On the other hand, there are many examples of the impossibility of change.

Ahab in “Moby Dick” refuses to give up his hatred and it leads to his crew’s death. In the “Search for the Grail,” the great knight Percival never finds the grail and winds up weeping with remorse at the end. In F. Scott Fitzgerald’s “The Great Gatsby,” the central character winds up dead. In Jean Paul Sartre’s Nausea, the main character undergoes no transformation but instead remains helpless and hopeless from beginning to end as do Vladimir and Estragon in Beckett’s “Waiting for Godot.”
It may be of interest to note that the process of psychoanalysis is in some ways similar to the novels of hope I outlined at the beginning. Freud described psychoanalysis as a process whereby one is only able to change if the patient is willing to connect one’s present despair and frustration with its childhood roots.

It is a process similar to the chapter in Don Quixote when he holds onto a rope and climbs down into a deep cave where he loses all sense of time.

Analysis is also like the time when Pinocchio goes into the ocean and is swallowed up by a whale.
We are all interested in change, in growth and in the improvement of mood.
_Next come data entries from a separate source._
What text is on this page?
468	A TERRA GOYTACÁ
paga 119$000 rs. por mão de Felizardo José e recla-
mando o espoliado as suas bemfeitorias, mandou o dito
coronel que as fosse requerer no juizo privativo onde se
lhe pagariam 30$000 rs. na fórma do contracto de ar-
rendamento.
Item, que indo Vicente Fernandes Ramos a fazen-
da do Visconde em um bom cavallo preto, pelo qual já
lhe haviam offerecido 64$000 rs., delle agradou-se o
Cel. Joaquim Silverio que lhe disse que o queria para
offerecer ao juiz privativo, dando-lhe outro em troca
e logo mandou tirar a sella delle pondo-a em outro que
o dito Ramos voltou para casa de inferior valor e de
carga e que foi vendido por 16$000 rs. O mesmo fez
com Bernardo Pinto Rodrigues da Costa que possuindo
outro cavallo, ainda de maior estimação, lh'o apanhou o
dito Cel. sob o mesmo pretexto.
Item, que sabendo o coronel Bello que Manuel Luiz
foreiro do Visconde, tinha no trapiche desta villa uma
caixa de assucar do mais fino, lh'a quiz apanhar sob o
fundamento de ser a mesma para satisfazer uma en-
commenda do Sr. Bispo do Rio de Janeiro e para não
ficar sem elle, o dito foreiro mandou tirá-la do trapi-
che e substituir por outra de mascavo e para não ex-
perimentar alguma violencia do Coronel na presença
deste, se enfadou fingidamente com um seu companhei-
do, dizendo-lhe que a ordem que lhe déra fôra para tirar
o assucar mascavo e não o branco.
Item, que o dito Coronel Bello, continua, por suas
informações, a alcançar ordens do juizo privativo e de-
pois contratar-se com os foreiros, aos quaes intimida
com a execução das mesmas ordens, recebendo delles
Whether it’s Dante or Cervantes or you or me everyone wants to fulfill one true destiny. Goethe’s Faust was a depressed man who wanted to find true happiness. Perceval’s goal was to find the holy grail. The Frankenstein monster was looking for love. Maybe you’re ambition and your goals are similar.
One thing I do know is that in order to change and to reach your goals you will need some help along the way just like Don Quixote or Dante or Pinocchio.

And I think a very good way to begin is to get over to the Nassau County Museum of Art Tues Dec. 12 or Jan. 8 at 4 p.m. and get to know Dr. Charles Riley who will accompany you on the first step along your journey of metamorphosis. I promise you will not regret it one bit.